A recent conversation with a business owner reiterates the importance of closing the culture gap that impedes progress on business transformation. The business owner set an ambitious agenda to implement more technologies to streamline operations. The transformation journey was met with hurdles. Two years later, new applications are in place but the business still struggles with full adoption.
This 50-year old business has many long-time employees. The cultures in different workgroups vary. As a result, their receptiveness and readiness to transform posed challenges. The owner shared a few learnings.
Underestimated culture gap
The transformation initiatives aimed to improve productivity and efficiency. The senior leadership team anticipated that employees would welcome the improvements.
As it turned out, team leaders with long tenure who are complacent with status quo debated the need for dramatic changes. Those who embrace consensus decision-making let their team’s preference determine their level of participation. Some even attempted to influence their peers on their support. A lot of time was spent to get buy-in throughout implementation.
When the organization’s culture doesn’t align with what’s needed to support transformation, the culture gap presents an immune system to change.
Overlooked need for coaching
The culture gap often implies capability gaps. When employees don’t buy in to an idea, there are causes for their position.
The causes could be insecurity about their jobs, fear of inability to adapt, or a lack of desire to learn. These causes are cues that the owner felt they should have paid more attention to. He was informed about pockets of resistance. However, he felt his regular communication about the importance of the transformation initiatives would have driven home the need to change.
In reflecting on the pushback, he believed coaching might have been an effective way to address causes and provide assistance to those who needed it.
Inadequate user engagement for input
The transformation initiatives were managed by the Technology team. Business users were engaged to gather requirements for the applications at the beginning.
During the solution design phase, only a couple of workshops were held to showcase the general layout of key screens. The premise was that the various vendors have worked with businesses in the same industry, so they have a good understanding of what works best.
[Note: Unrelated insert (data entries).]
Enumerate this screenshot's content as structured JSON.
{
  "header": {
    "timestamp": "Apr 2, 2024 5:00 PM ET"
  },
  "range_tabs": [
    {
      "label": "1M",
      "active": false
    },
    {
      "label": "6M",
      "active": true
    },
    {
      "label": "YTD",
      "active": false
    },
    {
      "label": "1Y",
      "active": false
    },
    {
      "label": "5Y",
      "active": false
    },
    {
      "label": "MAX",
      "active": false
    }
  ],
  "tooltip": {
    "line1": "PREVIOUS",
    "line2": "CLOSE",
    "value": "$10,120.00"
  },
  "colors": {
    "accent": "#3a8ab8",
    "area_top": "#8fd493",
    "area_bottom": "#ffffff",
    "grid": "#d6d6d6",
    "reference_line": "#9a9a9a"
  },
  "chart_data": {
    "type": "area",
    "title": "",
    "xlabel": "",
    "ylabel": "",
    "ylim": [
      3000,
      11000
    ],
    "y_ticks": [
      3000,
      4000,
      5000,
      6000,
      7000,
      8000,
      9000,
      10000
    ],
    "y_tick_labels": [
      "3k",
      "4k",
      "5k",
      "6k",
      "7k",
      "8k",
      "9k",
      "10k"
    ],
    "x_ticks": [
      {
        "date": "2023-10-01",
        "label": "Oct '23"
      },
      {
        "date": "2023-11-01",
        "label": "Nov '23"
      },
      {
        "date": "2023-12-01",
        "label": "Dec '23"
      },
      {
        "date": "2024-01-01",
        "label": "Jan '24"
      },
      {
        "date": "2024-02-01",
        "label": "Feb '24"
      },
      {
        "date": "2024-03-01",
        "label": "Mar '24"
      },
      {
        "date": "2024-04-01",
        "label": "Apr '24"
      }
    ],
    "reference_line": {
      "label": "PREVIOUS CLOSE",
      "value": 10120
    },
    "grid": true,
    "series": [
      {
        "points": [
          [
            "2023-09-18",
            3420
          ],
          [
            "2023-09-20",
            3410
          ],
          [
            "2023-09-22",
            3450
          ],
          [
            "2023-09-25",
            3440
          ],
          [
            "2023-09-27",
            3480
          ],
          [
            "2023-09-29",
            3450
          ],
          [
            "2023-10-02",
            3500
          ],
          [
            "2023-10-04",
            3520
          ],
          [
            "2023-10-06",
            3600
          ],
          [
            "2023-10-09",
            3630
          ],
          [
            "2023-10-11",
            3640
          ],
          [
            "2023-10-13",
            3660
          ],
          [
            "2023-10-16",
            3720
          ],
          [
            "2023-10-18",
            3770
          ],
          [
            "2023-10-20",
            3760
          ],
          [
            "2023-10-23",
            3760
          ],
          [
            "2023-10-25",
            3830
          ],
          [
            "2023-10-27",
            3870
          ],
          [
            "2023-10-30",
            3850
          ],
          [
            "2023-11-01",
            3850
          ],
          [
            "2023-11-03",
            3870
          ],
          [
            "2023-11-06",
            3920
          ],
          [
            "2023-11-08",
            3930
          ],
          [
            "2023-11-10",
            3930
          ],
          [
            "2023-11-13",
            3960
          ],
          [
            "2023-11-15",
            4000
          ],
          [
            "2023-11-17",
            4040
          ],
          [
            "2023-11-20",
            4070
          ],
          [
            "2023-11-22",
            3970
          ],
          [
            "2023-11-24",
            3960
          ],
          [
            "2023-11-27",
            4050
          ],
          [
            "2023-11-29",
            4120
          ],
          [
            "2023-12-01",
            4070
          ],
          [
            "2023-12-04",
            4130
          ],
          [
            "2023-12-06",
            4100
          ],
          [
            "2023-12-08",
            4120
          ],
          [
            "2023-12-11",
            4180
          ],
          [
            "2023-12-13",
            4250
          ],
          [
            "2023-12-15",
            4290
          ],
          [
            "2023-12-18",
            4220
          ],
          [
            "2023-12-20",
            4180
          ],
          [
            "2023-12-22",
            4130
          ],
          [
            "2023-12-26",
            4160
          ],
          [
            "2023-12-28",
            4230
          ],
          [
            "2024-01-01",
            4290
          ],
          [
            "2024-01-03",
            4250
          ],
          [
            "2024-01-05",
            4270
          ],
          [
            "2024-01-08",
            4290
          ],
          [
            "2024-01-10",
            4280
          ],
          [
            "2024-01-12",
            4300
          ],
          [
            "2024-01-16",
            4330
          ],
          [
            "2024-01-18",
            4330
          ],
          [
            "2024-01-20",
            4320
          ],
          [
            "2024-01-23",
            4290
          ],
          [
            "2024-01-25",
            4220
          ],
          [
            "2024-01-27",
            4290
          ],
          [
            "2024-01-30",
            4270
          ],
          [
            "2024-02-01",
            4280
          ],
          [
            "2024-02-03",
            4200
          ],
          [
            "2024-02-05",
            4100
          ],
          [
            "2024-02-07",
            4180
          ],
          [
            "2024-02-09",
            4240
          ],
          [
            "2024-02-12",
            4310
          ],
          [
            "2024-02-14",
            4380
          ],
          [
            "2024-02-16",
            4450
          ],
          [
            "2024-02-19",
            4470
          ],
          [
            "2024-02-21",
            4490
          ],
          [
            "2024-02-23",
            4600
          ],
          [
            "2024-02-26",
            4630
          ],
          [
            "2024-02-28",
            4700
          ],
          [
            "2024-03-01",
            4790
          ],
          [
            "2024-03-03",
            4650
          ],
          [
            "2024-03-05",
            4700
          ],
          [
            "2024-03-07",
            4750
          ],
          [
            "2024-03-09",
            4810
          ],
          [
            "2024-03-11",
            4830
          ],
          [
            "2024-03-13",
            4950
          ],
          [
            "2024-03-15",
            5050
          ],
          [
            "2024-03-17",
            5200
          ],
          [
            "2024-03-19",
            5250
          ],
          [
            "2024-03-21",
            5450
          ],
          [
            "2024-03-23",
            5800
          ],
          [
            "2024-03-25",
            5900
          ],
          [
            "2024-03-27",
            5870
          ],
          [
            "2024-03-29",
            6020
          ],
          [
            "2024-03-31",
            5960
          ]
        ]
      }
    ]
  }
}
Users weren’t thrilled when they saw the application during training. When their managers got the feedback, it didn’t land well. Since the business has been promoting a collaborative culture to ameliorate the effects of work silos, this was a major setback.
When stakeholders are lukewarm about pending changes, it is important to engage them as much as possible along the transformation journey. Their involvement helps to build trust and ownership of the pending changes.
Overly optimistic expectations
One of the transformation objectives for the business was to introduce a more structured approach to performance measurement. The business had focused primarily on financial results in the past. The new applications would provide the capabilities to monitor work activities more closely and hence, process performance.
Immediately after rollout, employees were inundated with operations dashboards and reporting requirements. They were expected to learn new processes, new tools, and new metrics. They became overwhelmed.
Many employees felt the new dashboards subject their work to scrutiny. It became a finger-pointing debate when results were not up to par.
With proper education about process performance and introduction of dashboards in a smaller scale, employees might have been more receptive. Depending on the culture of the organization, certain changes need to be incorporated into day-to-day operations through a more thoughtful transition.
An organization’s culture encompasses what people value. Their beliefs affect how they behave and work. It is crucial for business leaders to understand their existing culture and be prepared to devote energy to shift thinking so employees are ready and willing to take on transformational changes.